The odds are that if even you haven’t personally suffered workplace discrimination or abuse, you know someone who has. In fact, a recent study suggests workplace discrimination has become an even bigger concern among Generation Z workers than with older generations.
According to a recent survey, 70% of workers say they have experienced some form of discrimination or abuse at work. Among Gen Z workers, that number rises to 86%. Gen Z workers were also the most inclined to describe their workplaces as “boring,” “depressing” or “toxic.”
Discrimination is more than a single issue
The nationwide survey, conducted by Ten Spot, explored the evolution of workplace cultures. Accordingly, it covered more than just workplace discrimination. Respondents addressed everything from workplace productivity to the ways their companies engage with social concerns.
While the majority of respondents said they had experienced some form of discrimination or abuse, most also said they felt safe in their current work environment:
- 76% claimed they felt psychologically and emotionally safe in their current work environment
- 87% said they had at least one co-worker they felt cared about them personally
This discrepancy highlights how complicated workplace discrimination can be. Some of the workers may have left the jobs where they suffered abuse, but the numbers suggest many workers have suffered abuse in environments where they have otherwise felt safe.
The survey provides a couple key pieces of information that help explain this problem. The first is that roughly half the people who responded said they had not participated in diversity training. Many had not even received an offer to participate. The second issue is that workplace discrimination can take many forms. The survey listed the five most common:
- Wage inequality
Notably, these behaviors can harm workers in numerous ways. They can affect interviews, the hiring process, daily work, performance reviews and promotions. They may be illegal when they target workers because they belong to one or more protected classes.
The survey isn’t all bad news
At first glance, the survey may appear truly depressing.
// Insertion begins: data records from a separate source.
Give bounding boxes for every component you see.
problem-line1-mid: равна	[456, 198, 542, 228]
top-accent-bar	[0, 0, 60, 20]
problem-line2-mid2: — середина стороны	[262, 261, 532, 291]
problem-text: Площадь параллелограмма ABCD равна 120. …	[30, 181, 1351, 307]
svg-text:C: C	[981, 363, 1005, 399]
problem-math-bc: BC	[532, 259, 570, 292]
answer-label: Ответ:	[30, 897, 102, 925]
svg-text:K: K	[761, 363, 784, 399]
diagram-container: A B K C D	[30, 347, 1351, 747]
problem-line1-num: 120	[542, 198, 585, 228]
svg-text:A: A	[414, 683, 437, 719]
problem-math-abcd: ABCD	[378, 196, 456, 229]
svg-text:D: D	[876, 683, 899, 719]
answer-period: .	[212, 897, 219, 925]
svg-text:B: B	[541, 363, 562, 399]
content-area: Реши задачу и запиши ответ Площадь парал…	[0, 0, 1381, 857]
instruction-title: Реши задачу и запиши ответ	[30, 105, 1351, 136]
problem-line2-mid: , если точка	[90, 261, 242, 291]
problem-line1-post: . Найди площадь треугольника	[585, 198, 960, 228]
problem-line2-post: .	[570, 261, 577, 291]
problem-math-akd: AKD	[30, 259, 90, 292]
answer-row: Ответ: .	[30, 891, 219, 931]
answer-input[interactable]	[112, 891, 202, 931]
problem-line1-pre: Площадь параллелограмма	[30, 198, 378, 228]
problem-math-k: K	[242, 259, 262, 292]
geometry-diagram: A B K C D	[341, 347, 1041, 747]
Decades after the Civil Rights movement and the passage of federal laws meant to protect workers’ rights, the survey suggests employers continue to break those laws. However, there’s more to the survey than the fact that discrimination remains widespread.
The survey also reveals Generation Z’s increased attention to the problem. As Forbes notes, Gen Z workers tend to pay more attention to such social issues, so they may see and report more. As some experts note, this may force changes in the workplace, especially as Gen Z workers move into leadership positions. Their push for transparency may help cut down the sort of discrimination that often hides behind false pretenses, which would be a good thing.